Speaking to Amy he says, "There you have said it all and you feel better." (Frost). Robert Gale, a critic of the poem says, "He puts too much faith in words." (Robert Gale). The husband, in trying to fix Amy's grief, wants her to believe that since she has verbally stated how she feels, she can now move on. He fails to realize that the pain Amy feels runs deeper than just words, or doesn't want to believe that his pain over the loss of their child runs just as deep. The husband wants Amy to confide in him, and we see this when he says, "Don't carry it to someone else this time." (Frost). He wants to be the ma of the house and be able to make everything the way it was.
He wants to be the one who helps Amy get past the pain of the child they lost. He feels that as her husband, she should share her thoughts and feelings with only him. Only he can help her through this horrible time in their life. If Amy goes to someone else, he will feel as if he is useless as a man, since he couldn't help his wife get over her grief, or keep his child from death. In the poem we see that in times of grief, women tend to show weakness and the need for isolation. Amy seems to be wallowing in her own sorrows.
Gale states," She risks burying both her marriage and her sanity." (Gale). Amy feels that she is the only one in pain over the loss of their child, and does not recognize that just because her husband does not openly show his emotions, that he too has been affected by their child's death. She wants to leave and get out of the house, instead of seeking comfort from her husband. Everything in the house, including her husband, reminds her of her dead child.
She sees nothing but death and has, in a sense, died herself. She always stares out the window at the child's mound and cannot get past the fact that her husband was the one that buried their child. The husband asks Amy "What was it brought you up to think it the thing to take your mother-loss of a first child so inconsolably in the face of love" (Frost). The husband is trying to show Amy that he is there for her. He cannot understand why his love just isn't enough to get her through this.

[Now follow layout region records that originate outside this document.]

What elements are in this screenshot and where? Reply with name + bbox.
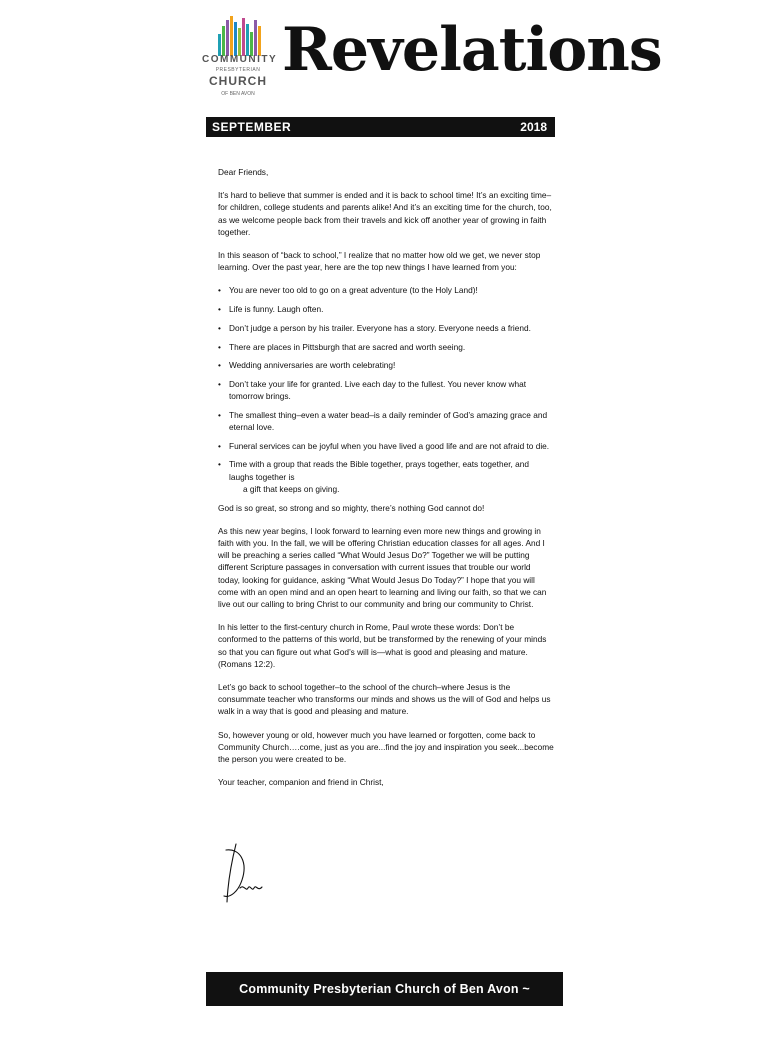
- logo-bars-icon: [218, 16, 262, 56]
- logo-bar: [242, 18, 245, 56]
- signature-icon: [218, 840, 268, 910]
- list-item: • There are places in Pittsburgh that are sacred and worth seeing.: [218, 341, 554, 353]
- logo-bar: [226, 20, 229, 56]
- date-banner: [206, 117, 555, 137]
- logo-bar: [222, 26, 225, 56]
- list-item: [218, 458, 554, 495]
- list-item: • Wedding anniversaries are worth celebrating!: [218, 359, 554, 371]
- paragraph-2: In this season of “back to school,” I realize that no matter how old we get, we never stop learning. Over the past year, here are the top new things I have learned from you:: [218, 250, 541, 273]
- logo-presbyterian: PRESBYTERIAN: [215, 67, 261, 73]
- greeting: Dear Friends,: [218, 167, 269, 177]
- lessons-list: [218, 284, 554, 495]
- logo-church: CHURCH: [209, 74, 267, 88]
- paragraph-4: In his letter to the first-century church in Rome, Paul wrote these words: Don’t be conformed to the patterns of this world, but be transformed by the renewing of your minds so that you can figure out what God’s will is—what is good and pleasing and mature. (Romans 12:2).: [218, 622, 547, 669]
- logo-bar: [254, 20, 257, 56]
- paragraph-3: As this new year begins, I look forward to learning even more new things and growing in faith with you. In the fall, we will be offering Christian education classes for all ages. And I will be preaching a series called “What Would Jesus Do?” Together we will be putting different Scripture passages in conversation with current issues that trouble our world today, looking for guidance, asking “What Would Jesus Do Today?” I hope that you will come with an open mind and an open heart to learning and living our faith, so that we can live out our calling to bring Christ to our community and bring our community to Christ.: [218, 525, 547, 609]
- logo-bar: [238, 28, 241, 56]
- list-item-text: Time with a group that reads the Bible together, prays together, eats together, and laughs together is: [229, 459, 529, 482]
- newsletter-title: Revelations: [282, 15, 662, 85]
- logo-bar: [234, 22, 237, 56]
- logo-bar: [230, 16, 233, 56]
- list-item: • You are never too old to go on a great adventure (to the Holy Land)!: [218, 284, 554, 296]
- logo-bar: [250, 32, 253, 56]
- church-logo: [202, 16, 278, 106]
- banner-year: 2018: [520, 120, 547, 134]
- list-item: • Funeral services can be joyful when you have lived a good life and are not afraid to die.: [218, 440, 554, 452]
- logo-bar: [218, 34, 221, 56]
- footer-banner: Community Presbyterian Church of Ben Avon ~ Pittsburgh, PA 15202: [206, 972, 563, 1006]
- banner-month: SEPTEMBER: [212, 120, 292, 134]
- paragraph-1: It’s hard to believe that summer is ended and it is back to school time! It’s an exciting time–for children, college students and parents alike! And it’s an exciting time for the church, too, as we welcome people back from their travels and kick off another year of growing in faith together.: [218, 190, 552, 237]
- logo-ben-avon: OF BEN AVON: [221, 91, 255, 97]
- logo-bar: [258, 26, 261, 56]
- paragraph-6: So, however young or old, however much you have learned or forgotten, come back to Community Church….come, just as you are...find the joy and inspiration you seek...become the person you were created to be.: [218, 729, 554, 765]
- closing-line: God is so great, so strong and so mighty, there’s nothing God cannot do!: [218, 502, 485, 513]
- list-item: • Don’t take your life for granted. Live each day to the fullest. You never know what tomorrow brings.: [218, 378, 554, 402]
- list-item-continuation: a gift that keeps on giving.: [243, 483, 340, 494]
- signoff: Your teacher, companion and friend in Christ,: [218, 777, 384, 788]
- list-item: • The smallest thing–even a water bead–is a daily reminder of God’s amazing grace and eternal love.: [218, 409, 554, 433]
- list-item: • Life is funny. Laugh often.: [218, 303, 554, 315]
- letter-body: [218, 166, 554, 799]
- logo-community: COMMUNITY: [202, 54, 278, 65]
- logo-bar: [246, 24, 249, 56]
- paragraph-5: Let’s go back to school together–to the school of the church–where Jesus is the consummate teacher who transforms our minds and shows us the will of God and helps us walk in a way that is good and pleasing and mature.: [218, 682, 551, 717]
- list-item: • Don’t judge a person by his trailer. Everyone has a story. Everyone needs a friend.: [218, 322, 554, 334]
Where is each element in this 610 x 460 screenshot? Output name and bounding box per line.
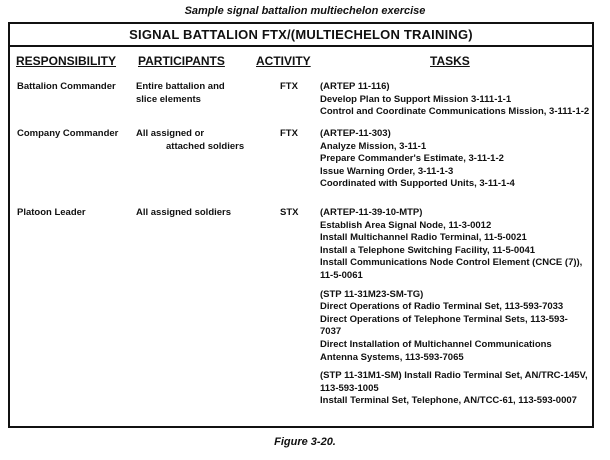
task-block: [320, 370, 592, 408]
activity-cell: FTX: [280, 128, 298, 139]
task-line: Direct Operations of Radio Terminal Set, 113-593-7033: [320, 301, 564, 313]
activity-cell: FTX: [280, 81, 298, 92]
task-block: [320, 207, 592, 283]
figure-caption: Figure 3-20.: [274, 436, 336, 448]
participants-cell: [136, 207, 256, 220]
participants-line: Entire battalion and: [136, 81, 225, 92]
task-line: Direct Operations of Telephone Terminal Sets, 113-593-: [320, 313, 568, 325]
header-participants: PARTICIPANTS: [138, 54, 225, 68]
participants-line: slice elements: [136, 93, 201, 105]
participants-line: attached soldiers: [166, 140, 245, 152]
participants-line: All assigned soldiers: [136, 207, 232, 218]
task-line: 113-593-1005: [320, 382, 379, 394]
task-line: Direct Installation of Multichannel Communications: [320, 338, 552, 350]
task-line: Establish Area Signal Node, 11-3-0012: [320, 219, 492, 231]
task-line: Develop Plan to Support Mission 3-111-1-1: [320, 93, 512, 105]
task-line: Install Multichannel Radio Terminal, 11-5-0021: [320, 232, 527, 244]
task-line: Analyze Mission, 3-11-1: [320, 140, 427, 152]
participants-line: All assigned or: [136, 128, 205, 139]
task-line: (ARTEP-11-303): [320, 128, 391, 139]
responsibility-cell: Company Commander: [17, 128, 119, 139]
task-line: 11-5-0061: [320, 269, 363, 281]
tasks-cell: [320, 207, 592, 414]
participants-cell: [136, 81, 256, 106]
task-line: Install Terminal Set, Telephone, AN/TCC-61, 113-593-0007: [320, 395, 577, 407]
responsibility-cell: Platoon Leader: [17, 207, 86, 218]
task-line: (STP 11-31M23-SM-TG): [320, 288, 424, 300]
tasks-cell: [320, 128, 592, 191]
exercise-table: [8, 22, 594, 428]
task-line: Prepare Commander's Estimate, 3-11-1-2: [320, 153, 504, 165]
participants-cell: [136, 128, 256, 153]
activity-cell: STX: [280, 207, 299, 218]
task-line: Control and Coordinate Communications Mission, 3-111-1-2: [320, 106, 590, 118]
task-line: (ARTEP 11-116): [320, 81, 390, 92]
task-line: Install Communications Node Control Element (CNCE (7)),: [320, 257, 583, 269]
table-banner: SIGNAL BATTALION FTX/(MULTIECHELON TRAINING): [10, 24, 592, 47]
task-line: Install a Telephone Switching Facility, 11-5-0041: [320, 244, 536, 256]
figure-title: Sample signal battalion multiechelon exercise: [184, 5, 426, 17]
task-line: Coordinated with Supported Units, 3-11-1-4: [320, 178, 515, 190]
header-responsibility: RESPONSIBILITY: [16, 54, 117, 68]
task-line: Antenna Systems, 113-593-7065: [320, 351, 464, 363]
task-line: (STP 11-31M1-SM) Install Radio Terminal Set, AN/TRC-145V,: [320, 370, 588, 382]
header-tasks: TASKS: [430, 54, 470, 68]
task-line: Issue Warning Order, 3-11-1-3: [320, 165, 454, 177]
task-line: 7037: [320, 326, 342, 338]
task-line: (ARTEP-11-39-10-MTP): [320, 207, 423, 218]
responsibility-cell: Battalion Commander: [17, 81, 116, 92]
tasks-cell: [320, 81, 592, 119]
header-activity: ACTIVITY: [256, 54, 311, 68]
task-block: [320, 289, 592, 365]
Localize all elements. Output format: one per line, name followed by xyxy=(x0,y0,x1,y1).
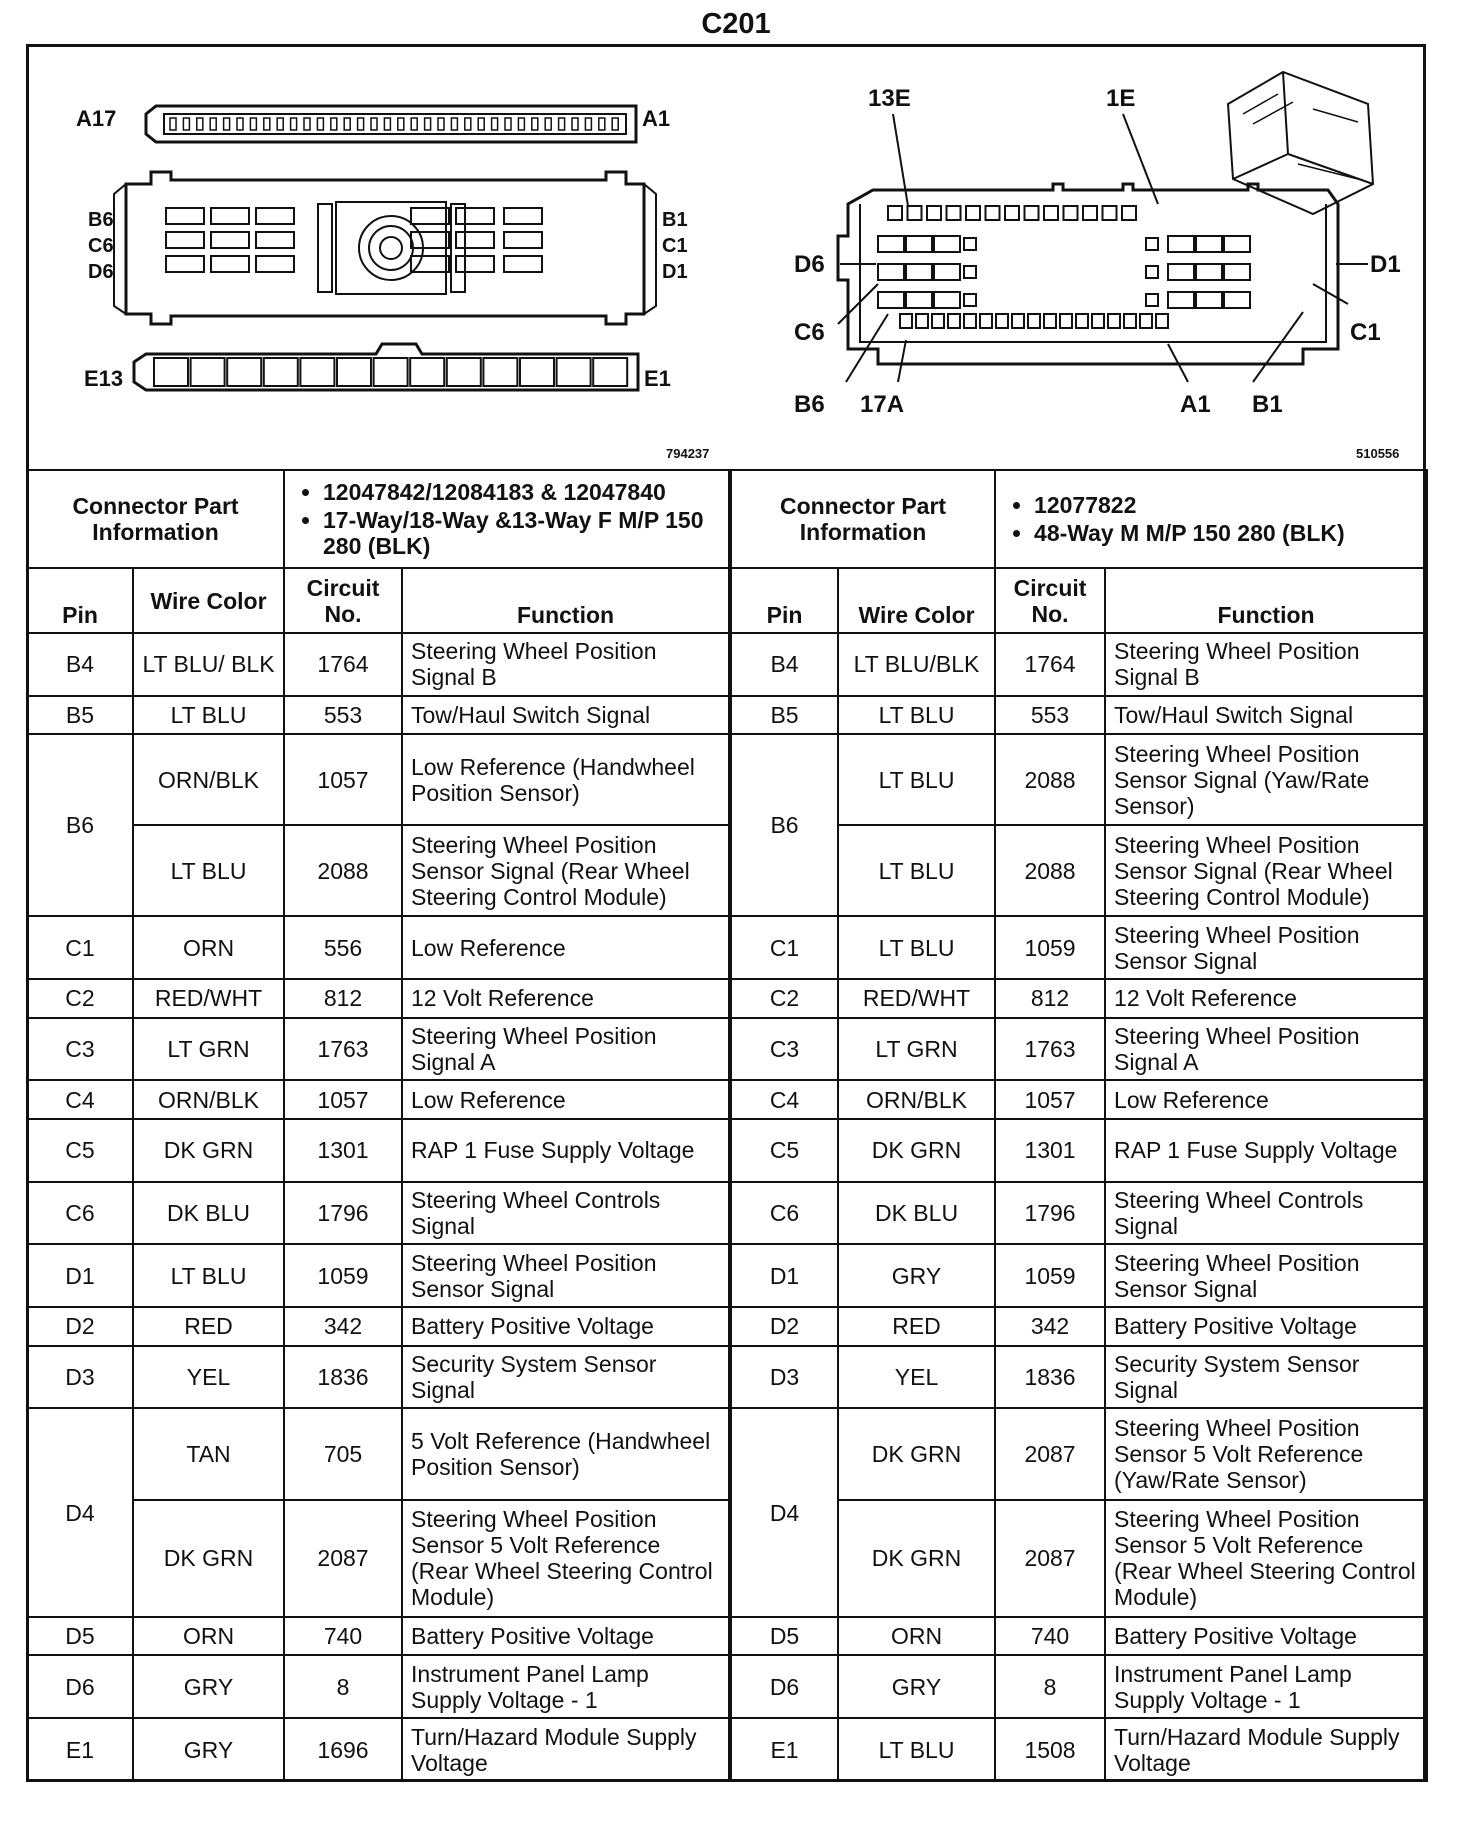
function-cell: Tow/Haul Switch Signal xyxy=(402,696,730,734)
right-connector-info-label: Connector Part Information xyxy=(730,470,995,568)
function-cell: Low Reference xyxy=(402,916,730,979)
right-circuit-cell: 812 xyxy=(995,979,1105,1017)
label-c1-right: C1 xyxy=(1350,319,1381,346)
wire-cell: DK GRN xyxy=(133,1500,284,1617)
wire-cell: ORN xyxy=(133,916,284,979)
wire-cell: LT BLU/ BLK xyxy=(133,633,284,696)
header-circuit-no: Circuit No. xyxy=(284,568,402,633)
pin-cell: D5 xyxy=(27,1617,133,1655)
label-17a: 17A xyxy=(860,391,905,418)
right-circuit-cell: 553 xyxy=(995,696,1105,734)
right-function-cell: Steering Wheel Position Sensor Signal xyxy=(1105,916,1427,979)
circuit-cell: 553 xyxy=(284,696,402,734)
header-wire-color: Wire Color xyxy=(133,568,284,633)
wire-cell: RED xyxy=(133,1307,284,1345)
right-wire-cell: LT BLU xyxy=(838,734,995,825)
right-circuit-cell: 2088 xyxy=(995,734,1105,825)
wire-cell: LT BLU xyxy=(133,825,284,916)
table-row xyxy=(27,633,1427,696)
header-wire-color-right: Wire Color xyxy=(838,568,995,633)
right-pin-cell: D2 xyxy=(730,1307,838,1345)
right-wire-cell: LT BLU xyxy=(838,916,995,979)
function-cell: 5 Volt Reference (Handwheel Position Sensor) xyxy=(402,1408,730,1499)
wire-cell: RED/WHT xyxy=(133,979,284,1017)
table-row xyxy=(27,916,1427,979)
pin-cell: B4 xyxy=(27,633,133,696)
right-function-cell: Battery Positive Voltage xyxy=(1105,1307,1427,1345)
right-circuit-cell: 1059 xyxy=(995,916,1105,979)
wire-cell: GRY xyxy=(133,1655,284,1718)
circuit-cell: 342 xyxy=(284,1307,402,1345)
wire-cell: LT BLU xyxy=(133,696,284,734)
left-connector-drawing xyxy=(26,44,728,469)
right-wire-cell: GRY xyxy=(838,1655,995,1718)
table-row xyxy=(27,1018,1427,1081)
table-row xyxy=(27,1617,1427,1655)
right-circuit-cell: 1059 xyxy=(995,1244,1105,1307)
label-b6-right: B6 xyxy=(794,391,825,418)
header-pin: Pin xyxy=(27,568,133,633)
right-part-number: • 12077822 xyxy=(1034,492,1422,518)
right-pin-cell: C2 xyxy=(730,979,838,1017)
right-function-cell: Steering Wheel Position Sensor 5 Volt Reference (Yaw/Rate Sensor) xyxy=(1105,1408,1427,1499)
right-function-cell: RAP 1 Fuse Supply Voltage xyxy=(1105,1119,1427,1182)
right-circuit-cell: 1057 xyxy=(995,1080,1105,1118)
right-function-cell: Tow/Haul Switch Signal xyxy=(1105,696,1427,734)
function-cell: 12 Volt Reference xyxy=(402,979,730,1017)
left-diagram-id: 794237 xyxy=(666,446,710,461)
table-row xyxy=(27,1080,1427,1118)
label-b1: B1 xyxy=(662,209,688,231)
right-pin-cell: D1 xyxy=(730,1244,838,1307)
right-circuit-cell: 1796 xyxy=(995,1182,1105,1245)
right-pin-cell: E1 xyxy=(730,1718,838,1781)
label-d1: D1 xyxy=(662,261,688,283)
table-row xyxy=(27,1718,1427,1781)
function-cell: Turn/Hazard Module Supply Voltage xyxy=(402,1718,730,1781)
wire-cell: DK BLU xyxy=(133,1182,284,1245)
header-function: Function xyxy=(402,568,730,633)
function-cell: Low Reference xyxy=(402,1080,730,1118)
table-row xyxy=(27,979,1427,1017)
pin-cell: B6 xyxy=(27,734,133,916)
right-wire-cell: RED/WHT xyxy=(838,979,995,1017)
circuit-cell: 1057 xyxy=(284,1080,402,1118)
circuit-cell: 740 xyxy=(284,1617,402,1655)
circuit-cell: 1763 xyxy=(284,1018,402,1081)
wire-cell: DK GRN xyxy=(133,1119,284,1182)
table-row xyxy=(27,1119,1427,1182)
label-d1-right: D1 xyxy=(1370,251,1401,278)
right-circuit-cell: 342 xyxy=(995,1307,1105,1345)
function-cell: Battery Positive Voltage xyxy=(402,1307,730,1345)
right-pin-cell: C5 xyxy=(730,1119,838,1182)
circuit-cell: 1696 xyxy=(284,1718,402,1781)
right-pin-cell: D5 xyxy=(730,1617,838,1655)
right-function-cell: Steering Wheel Position Sensor Signal (Rear Wheel Steering Control Module) xyxy=(1105,825,1427,916)
function-cell: Steering Wheel Position Signal A xyxy=(402,1018,730,1081)
function-cell: Steering Wheel Position Sensor Signal xyxy=(402,1244,730,1307)
left-connector-diagram xyxy=(26,44,728,469)
label-1e: 1E xyxy=(1106,85,1136,112)
wire-cell: LT BLU xyxy=(133,1244,284,1307)
right-circuit-cell: 1763 xyxy=(995,1018,1105,1081)
right-function-cell: Steering Wheel Position Sensor 5 Volt Reference (Rear Wheel Steering Control Module) xyxy=(1105,1500,1427,1617)
wire-cell: LT GRN xyxy=(133,1018,284,1081)
circuit-cell: 705 xyxy=(284,1408,402,1499)
table-row xyxy=(27,1182,1427,1245)
right-pin-cell: B5 xyxy=(730,696,838,734)
label-a1: A1 xyxy=(642,106,671,131)
right-pin-cell: B6 xyxy=(730,734,838,916)
circuit-cell: 1301 xyxy=(284,1119,402,1182)
label-d6: D6 xyxy=(88,261,114,283)
wire-cell: ORN xyxy=(133,1617,284,1655)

In Amy's eyes, not even his love can fill the empty space in her heart that her child has taken with it to the grave. She feels that as long as she grieves for her child, that her child will always be with her, and she with it. Gale says, "He wants to be allowed into her grief." (Gale). Amy refuses to allow this to happen. She will not let him share her pain or even get close enough to try to understand it. She continuously isolates him and will not communicate with him.
For Amy, talking about her grief and the loss of their child can only bring her more pain. In the poem Frost allows you to see the isolation when he tells you, "She withdrew shrinking from beneath his arm." (Frost). Amy is very careful to keep her distance from her husband, because he is the one that put their child in the ground. When the husband spoke of rotting birch fences, she associated this with the rotting corpse of their child.
She sees her husband as unfeeling and unemotional about their child. Since she will not communicate with him, she cannot understand how he could just bury their child and not give it a second thought. Home Burial opens the eyes of the reader. It allows one to see the different ways people grieve. It shows that there is no right or wrong way to grieve, and that just because two people don't show their grief in the same manner it does not mean that one person is in more pain than the other. This poem shows the importance of communication between a husband and wife, and that the best way to get past the pain of losing a loved one just may be to lean on others, who like you, were also left behind Bibliography 1) Frost, Robert.
"Home Burial." 2) Gale, Robert L. "Home Burial." MagilOnLine. Ebscohost. 14 January 2001.